In CSE599, we will examine alternative computing machines. We will start
by considering present-day IC technology: How it drives computer design,
and what are the physical limits. We will then examine some of the proposed
alternatives to our sequential digital machines: Neurobiologically inspired
computing, quantum computing, and DNA computing. Can these ideas be made
to work?
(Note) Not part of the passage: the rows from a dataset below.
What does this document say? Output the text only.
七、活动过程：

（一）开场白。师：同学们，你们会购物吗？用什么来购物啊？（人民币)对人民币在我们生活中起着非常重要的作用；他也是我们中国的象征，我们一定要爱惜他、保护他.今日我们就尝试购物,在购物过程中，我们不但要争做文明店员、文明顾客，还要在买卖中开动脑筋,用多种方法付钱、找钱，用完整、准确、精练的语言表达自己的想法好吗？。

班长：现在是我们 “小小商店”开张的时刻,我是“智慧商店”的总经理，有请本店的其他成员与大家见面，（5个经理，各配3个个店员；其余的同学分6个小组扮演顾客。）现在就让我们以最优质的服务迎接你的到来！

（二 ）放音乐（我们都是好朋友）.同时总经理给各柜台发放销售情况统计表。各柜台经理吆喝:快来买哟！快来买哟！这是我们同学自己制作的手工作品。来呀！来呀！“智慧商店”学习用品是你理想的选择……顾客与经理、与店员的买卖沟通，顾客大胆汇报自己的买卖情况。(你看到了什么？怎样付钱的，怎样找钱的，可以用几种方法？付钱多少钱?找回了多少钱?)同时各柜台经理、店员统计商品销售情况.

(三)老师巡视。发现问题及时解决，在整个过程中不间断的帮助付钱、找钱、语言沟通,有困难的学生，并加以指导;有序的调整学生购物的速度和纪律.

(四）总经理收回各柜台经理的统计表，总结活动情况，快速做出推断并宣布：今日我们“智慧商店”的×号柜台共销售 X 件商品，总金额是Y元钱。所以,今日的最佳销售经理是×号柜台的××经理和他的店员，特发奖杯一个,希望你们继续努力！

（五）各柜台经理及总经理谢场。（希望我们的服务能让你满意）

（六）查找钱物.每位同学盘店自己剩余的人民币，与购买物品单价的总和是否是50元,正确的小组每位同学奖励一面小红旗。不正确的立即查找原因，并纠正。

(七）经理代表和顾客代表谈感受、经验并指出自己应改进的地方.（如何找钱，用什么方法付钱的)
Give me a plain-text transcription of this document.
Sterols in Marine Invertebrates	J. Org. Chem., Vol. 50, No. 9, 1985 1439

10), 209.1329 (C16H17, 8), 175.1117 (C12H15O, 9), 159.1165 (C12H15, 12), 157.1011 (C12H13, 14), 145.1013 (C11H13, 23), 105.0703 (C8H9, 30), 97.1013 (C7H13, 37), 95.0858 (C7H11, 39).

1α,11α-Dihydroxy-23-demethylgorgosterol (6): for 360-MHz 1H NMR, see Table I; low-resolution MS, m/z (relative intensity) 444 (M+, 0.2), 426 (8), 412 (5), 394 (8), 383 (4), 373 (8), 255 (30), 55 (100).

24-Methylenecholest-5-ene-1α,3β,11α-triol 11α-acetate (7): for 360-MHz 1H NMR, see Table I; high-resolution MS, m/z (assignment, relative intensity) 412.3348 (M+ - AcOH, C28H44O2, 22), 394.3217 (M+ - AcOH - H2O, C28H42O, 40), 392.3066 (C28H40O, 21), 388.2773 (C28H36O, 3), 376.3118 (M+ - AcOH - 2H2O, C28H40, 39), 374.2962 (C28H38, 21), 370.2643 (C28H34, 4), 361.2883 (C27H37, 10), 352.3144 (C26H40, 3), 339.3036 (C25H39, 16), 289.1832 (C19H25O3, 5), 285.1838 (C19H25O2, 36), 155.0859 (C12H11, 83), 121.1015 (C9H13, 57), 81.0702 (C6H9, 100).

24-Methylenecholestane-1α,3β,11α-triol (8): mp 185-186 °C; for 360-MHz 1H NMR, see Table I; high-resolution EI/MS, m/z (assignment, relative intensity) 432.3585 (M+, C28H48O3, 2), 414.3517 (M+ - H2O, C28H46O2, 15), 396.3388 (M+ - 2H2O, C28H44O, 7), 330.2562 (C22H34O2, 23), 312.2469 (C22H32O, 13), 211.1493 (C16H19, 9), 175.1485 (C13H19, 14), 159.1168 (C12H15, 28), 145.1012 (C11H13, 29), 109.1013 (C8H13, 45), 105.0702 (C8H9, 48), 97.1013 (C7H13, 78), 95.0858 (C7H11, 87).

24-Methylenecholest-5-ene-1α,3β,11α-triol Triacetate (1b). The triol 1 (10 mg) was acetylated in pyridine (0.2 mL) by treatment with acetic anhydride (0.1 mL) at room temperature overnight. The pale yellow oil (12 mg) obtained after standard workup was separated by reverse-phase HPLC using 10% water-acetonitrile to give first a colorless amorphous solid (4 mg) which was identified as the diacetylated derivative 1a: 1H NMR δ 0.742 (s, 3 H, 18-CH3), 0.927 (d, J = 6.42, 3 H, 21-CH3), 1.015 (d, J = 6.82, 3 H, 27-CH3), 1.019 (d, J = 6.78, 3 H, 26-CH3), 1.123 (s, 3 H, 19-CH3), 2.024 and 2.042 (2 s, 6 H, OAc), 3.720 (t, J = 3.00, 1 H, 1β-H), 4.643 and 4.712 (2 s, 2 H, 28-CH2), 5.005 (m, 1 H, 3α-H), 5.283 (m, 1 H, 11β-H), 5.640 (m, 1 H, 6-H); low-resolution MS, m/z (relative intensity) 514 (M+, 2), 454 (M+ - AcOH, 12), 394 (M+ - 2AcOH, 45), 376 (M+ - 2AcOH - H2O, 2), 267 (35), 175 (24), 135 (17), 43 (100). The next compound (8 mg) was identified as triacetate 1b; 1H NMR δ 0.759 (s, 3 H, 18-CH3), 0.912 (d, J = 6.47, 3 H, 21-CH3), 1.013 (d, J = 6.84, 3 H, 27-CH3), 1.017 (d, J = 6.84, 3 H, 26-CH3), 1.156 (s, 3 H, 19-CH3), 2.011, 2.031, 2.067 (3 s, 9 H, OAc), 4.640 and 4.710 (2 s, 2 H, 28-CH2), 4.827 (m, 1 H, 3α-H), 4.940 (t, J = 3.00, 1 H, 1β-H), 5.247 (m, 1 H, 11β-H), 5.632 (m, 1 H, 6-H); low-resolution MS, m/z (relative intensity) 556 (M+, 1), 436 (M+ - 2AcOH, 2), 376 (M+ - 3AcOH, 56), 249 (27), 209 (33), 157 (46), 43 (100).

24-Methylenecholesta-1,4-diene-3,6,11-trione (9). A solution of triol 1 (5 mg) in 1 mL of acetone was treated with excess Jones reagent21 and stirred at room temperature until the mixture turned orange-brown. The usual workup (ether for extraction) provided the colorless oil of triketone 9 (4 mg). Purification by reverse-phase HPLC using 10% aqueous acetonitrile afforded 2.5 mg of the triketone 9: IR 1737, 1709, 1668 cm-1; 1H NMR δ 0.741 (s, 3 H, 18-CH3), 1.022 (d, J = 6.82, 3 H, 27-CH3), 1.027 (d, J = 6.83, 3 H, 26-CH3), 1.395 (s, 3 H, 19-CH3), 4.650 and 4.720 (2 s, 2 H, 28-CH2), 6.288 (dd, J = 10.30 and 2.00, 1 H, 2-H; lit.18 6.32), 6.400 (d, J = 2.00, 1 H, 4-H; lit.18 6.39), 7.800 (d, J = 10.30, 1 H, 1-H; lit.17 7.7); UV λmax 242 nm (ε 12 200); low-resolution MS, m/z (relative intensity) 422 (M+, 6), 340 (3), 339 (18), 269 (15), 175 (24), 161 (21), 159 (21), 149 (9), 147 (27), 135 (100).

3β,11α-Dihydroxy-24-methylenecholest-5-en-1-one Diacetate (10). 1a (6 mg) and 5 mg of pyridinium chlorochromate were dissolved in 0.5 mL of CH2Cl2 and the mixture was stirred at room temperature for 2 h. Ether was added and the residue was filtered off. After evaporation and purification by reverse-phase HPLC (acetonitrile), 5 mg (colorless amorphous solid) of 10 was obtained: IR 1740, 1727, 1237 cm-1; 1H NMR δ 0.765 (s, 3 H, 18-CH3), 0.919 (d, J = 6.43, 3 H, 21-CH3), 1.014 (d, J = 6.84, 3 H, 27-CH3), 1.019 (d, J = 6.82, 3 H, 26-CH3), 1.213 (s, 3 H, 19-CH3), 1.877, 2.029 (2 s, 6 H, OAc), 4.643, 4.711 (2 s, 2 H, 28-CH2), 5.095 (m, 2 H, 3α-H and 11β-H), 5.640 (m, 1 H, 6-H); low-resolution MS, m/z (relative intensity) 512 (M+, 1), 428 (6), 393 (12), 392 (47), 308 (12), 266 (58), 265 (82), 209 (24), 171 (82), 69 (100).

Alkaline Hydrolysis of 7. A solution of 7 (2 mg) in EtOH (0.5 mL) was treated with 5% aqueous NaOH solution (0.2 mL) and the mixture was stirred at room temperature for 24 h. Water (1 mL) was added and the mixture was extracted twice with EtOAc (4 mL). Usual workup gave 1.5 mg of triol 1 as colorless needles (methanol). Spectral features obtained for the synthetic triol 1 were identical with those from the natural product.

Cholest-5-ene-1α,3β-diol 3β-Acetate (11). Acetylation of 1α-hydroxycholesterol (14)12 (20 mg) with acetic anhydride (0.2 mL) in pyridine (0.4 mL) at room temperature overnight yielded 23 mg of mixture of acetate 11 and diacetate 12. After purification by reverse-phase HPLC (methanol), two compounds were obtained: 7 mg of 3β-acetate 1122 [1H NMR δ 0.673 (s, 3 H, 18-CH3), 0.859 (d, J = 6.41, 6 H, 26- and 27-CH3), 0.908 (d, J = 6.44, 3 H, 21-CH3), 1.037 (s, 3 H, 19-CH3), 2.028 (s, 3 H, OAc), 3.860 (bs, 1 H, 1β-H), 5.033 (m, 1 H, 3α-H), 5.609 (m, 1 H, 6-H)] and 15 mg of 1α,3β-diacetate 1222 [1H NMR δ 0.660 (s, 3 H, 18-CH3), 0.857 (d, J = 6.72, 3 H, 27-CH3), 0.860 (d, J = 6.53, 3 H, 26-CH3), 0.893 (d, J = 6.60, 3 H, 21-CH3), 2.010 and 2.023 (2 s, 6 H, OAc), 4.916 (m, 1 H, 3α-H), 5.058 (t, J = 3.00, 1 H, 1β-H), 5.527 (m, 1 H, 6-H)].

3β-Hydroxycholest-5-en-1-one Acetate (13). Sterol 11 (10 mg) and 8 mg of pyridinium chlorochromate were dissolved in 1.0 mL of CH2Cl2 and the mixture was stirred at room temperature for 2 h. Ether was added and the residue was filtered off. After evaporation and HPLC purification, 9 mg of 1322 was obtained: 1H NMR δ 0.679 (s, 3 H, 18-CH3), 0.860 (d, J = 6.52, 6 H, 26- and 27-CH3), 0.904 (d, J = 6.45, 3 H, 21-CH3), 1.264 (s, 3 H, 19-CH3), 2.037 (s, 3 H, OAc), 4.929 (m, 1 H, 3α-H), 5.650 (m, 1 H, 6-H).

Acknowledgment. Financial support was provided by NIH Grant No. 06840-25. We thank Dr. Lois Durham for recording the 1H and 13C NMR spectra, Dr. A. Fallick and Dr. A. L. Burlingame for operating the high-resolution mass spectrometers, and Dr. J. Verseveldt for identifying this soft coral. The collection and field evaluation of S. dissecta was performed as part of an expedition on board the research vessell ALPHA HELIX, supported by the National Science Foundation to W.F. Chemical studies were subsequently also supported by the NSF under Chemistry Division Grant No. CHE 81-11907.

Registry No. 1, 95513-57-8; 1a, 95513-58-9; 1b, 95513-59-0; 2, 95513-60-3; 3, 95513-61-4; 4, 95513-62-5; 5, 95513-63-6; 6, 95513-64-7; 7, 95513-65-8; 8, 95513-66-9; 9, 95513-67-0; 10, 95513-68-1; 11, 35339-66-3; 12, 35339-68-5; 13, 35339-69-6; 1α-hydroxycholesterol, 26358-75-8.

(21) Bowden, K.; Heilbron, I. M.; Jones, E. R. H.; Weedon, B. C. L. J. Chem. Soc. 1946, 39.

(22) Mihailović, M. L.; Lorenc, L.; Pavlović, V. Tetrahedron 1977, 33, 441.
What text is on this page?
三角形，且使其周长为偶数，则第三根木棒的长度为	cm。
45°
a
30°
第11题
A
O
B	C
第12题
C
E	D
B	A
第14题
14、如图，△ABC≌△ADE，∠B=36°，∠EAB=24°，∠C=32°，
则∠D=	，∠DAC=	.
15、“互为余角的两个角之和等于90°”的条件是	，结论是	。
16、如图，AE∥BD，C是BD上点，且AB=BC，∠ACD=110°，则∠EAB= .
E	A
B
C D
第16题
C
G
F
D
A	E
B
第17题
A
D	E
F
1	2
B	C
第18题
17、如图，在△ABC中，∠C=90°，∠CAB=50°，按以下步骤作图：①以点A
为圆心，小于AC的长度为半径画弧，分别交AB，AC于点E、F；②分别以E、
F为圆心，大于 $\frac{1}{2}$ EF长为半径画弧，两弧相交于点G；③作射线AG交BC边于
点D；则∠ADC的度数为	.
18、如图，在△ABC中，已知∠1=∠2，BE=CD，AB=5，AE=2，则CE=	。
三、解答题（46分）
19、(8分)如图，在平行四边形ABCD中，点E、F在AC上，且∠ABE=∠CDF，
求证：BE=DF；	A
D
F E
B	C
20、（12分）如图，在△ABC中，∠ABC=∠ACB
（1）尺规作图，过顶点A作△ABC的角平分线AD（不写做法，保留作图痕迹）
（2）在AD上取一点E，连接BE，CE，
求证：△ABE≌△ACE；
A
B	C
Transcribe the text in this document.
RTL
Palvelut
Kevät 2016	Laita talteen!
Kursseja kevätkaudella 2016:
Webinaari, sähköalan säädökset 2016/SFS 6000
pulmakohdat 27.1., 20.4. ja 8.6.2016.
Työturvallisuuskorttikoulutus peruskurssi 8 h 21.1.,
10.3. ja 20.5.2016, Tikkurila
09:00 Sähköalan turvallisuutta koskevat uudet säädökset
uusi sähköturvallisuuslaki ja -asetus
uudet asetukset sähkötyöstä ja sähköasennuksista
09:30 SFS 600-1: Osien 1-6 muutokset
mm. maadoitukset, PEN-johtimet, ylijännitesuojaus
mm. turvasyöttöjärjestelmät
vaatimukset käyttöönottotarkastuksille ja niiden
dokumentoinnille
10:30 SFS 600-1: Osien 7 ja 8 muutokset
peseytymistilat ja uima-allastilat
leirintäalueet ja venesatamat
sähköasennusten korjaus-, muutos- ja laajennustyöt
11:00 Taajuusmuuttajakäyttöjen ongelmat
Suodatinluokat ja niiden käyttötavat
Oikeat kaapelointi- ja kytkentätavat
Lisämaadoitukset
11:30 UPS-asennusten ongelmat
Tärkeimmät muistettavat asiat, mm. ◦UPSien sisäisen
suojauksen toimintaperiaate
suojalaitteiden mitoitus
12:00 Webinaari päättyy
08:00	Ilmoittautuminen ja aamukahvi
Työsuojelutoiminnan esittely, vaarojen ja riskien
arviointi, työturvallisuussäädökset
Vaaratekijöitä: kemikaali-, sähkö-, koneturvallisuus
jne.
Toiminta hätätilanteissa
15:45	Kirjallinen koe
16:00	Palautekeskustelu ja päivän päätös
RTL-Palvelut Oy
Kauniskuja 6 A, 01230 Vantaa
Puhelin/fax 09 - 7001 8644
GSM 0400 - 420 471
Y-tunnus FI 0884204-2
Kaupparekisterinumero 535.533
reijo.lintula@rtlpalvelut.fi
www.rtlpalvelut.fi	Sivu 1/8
What are the technology drivers?
Our goal will be to quickly develop the requisite background in these
subjects, and then to develop intuition about the real limitations and
promise of each technology.
Course Syllabus
1. Introduction: Why do digital
computers work the way they do?
IC fabrication, Si and SiO2, transistors, wire, digital logic
Limitations and benefits of machines that use discrete mathematics
Information representations: Machine state, alternative ways to encode
information
Silicon-technology scaling: How, why, the physical limitations, the technological
limitations
2. Theoretical Considerations
in Computer Science
The foundations: Automata, Turing machines, computability, halting, Goedel
undecidability
Hard problems: P versus NP, PSPACE
Ill-posed problems: Algorithmic complexity
3. Information Theory
Algorithmic definition of information
Communicating information: Noise, channel capacity, signaling
Error correction coding
Extending error-correction principles to computation
4. Thermodynamics
The laws of thermodynamics and computing
Noise, entropy, reversible computation
Digital versus analog: Noise, accuracy, dynamic range, adaptation, density
of states
5. Neurobiology , neuronal computation,
neural networks
Neurons, dendrites, axons, synapses
Signals and signaling in the nervous system
Computation in nervous tissue: Local learning, continuous adaptation, LTP,
LTD, development, growth
Information coding in the nervous system
Neural-network models: History, distributed representations, learning algorithms
Spike-based computing
6. DNA computing
DNA, RNA, protein synthesis, base pairs, ligands
Computational premise: Mapping sequential computations to DNA, self-assembly,
Turing completeness
Technology and applications: Errors and correction, beyond toy problems
7. Quantum computing
Spin, phase, states, superposition, Dirac notation
How does wavefunction coherence enable computation?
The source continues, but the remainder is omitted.